After the war, Salvatore Ferragamo’s shoes became a symbol of Italy around the world through his many inventions, including the steel-reinforced stiletto heel made famous by Marilyn Monroe, the gold sandal and the invisible sandal with an upper made out of fishing line. In 1948, Ferragamo opened its first New York store on Park Avenue. In the 1950s, the company had roughly 700 workers who handcrafted a few hundred shoes per day.

1960-2000

Salvatore Ferragamo died in 1960, after achieving world renown and international success.

Over the course of his lifetime, he filed over 300 patents, nearly all of which were in the field of shoes, he paved the way for women’s sandals, invented the cork wedge and developed the stiletto heel reinforced with steel. His immeasurable creativity is demonstrated by the company’s current archives, containing more than 14,000 different styles of women’s shoes.

Salvatore’s legacy was left to his wife, Wanda Miletti Ferragamo, when he passed away in 1960. She unexpectedly found herself at the head of the company, with six children (Fiamma, Giovanna, Ferruccio, Fulvia, Leonardo and Massimo) between the ages of seventeen and three. First on her own, and later with the support of her children, Wanda Ferragamo successfully overcame the immense difficulties of the enormously challenging legacy left to her by her husband, and managed to grow the brand’s value, turning it into a genuine label.

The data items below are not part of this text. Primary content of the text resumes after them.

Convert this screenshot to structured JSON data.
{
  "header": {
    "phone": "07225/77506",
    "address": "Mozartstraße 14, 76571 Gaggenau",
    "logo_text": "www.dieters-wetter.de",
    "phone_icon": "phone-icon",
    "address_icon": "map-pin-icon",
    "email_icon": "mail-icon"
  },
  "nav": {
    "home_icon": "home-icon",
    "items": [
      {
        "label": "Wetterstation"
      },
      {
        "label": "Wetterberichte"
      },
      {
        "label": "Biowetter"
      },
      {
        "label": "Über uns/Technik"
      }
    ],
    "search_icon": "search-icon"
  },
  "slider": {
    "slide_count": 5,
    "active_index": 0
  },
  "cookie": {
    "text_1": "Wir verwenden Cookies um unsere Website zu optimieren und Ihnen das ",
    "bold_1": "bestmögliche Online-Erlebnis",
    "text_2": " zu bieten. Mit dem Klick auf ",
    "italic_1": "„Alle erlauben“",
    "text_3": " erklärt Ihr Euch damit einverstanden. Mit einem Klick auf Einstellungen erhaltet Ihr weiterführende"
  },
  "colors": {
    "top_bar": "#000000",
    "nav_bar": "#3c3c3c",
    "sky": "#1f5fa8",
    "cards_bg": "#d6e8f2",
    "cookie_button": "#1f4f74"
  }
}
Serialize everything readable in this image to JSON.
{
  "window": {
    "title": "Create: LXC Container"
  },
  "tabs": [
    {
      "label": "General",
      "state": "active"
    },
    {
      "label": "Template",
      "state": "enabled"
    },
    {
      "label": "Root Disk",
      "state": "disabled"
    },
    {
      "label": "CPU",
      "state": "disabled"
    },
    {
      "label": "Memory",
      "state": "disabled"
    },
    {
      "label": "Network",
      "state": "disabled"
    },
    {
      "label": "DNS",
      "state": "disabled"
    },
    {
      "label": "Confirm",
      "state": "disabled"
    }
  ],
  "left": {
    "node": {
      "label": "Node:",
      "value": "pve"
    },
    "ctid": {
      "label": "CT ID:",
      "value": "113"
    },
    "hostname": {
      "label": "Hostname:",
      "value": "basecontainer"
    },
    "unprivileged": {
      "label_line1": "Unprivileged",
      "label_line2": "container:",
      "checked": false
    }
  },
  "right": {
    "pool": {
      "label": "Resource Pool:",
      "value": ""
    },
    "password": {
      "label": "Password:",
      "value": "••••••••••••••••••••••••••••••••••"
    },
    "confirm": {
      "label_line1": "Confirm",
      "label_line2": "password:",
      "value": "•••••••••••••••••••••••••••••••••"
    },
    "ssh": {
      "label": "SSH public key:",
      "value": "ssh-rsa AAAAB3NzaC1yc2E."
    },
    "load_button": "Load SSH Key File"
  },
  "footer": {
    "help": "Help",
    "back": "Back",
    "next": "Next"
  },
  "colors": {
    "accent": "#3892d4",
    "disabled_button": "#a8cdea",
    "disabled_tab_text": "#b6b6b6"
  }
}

With Wanda Ferragamo and her children, the Group expanded from producing women’s shoes only to creating other products as well, such as men’sand women’s ready-to-wear, leather goods and silk accessories, and the sales distribution network went global with a network of Ferragamo brandstores and relationships with some of the largest, most reputable, multibrand retailers in the industry.

Wanda’s dedication, along with that of her children, has transformed the Group into an internationally recognised business with a global presence, through the sound development of a distribution network and the effective diversification of products, while remaining unwaveringly faithful to the values of its founder, Salvatore Ferragamo, and the brand’s signature style, characterised by the quality, fine craftsmanship and creativity typical of Made in Italy goods.

At the end of the 1990s, as it underwent rapid development and international expansion, new managers joined the Group to help support its growth. This culminated with the appointment of Michele Norsa as Group CEO in 2006, while Ferruccio Ferragamo and Wanda Ferragamo became Chairmanand Honorary Chairwoman, respectively. In this new organisational structure, the Salvatore Ferragamo’s descendents act as guarantors of the brand’s values, in part through their position on the company’s board of directors.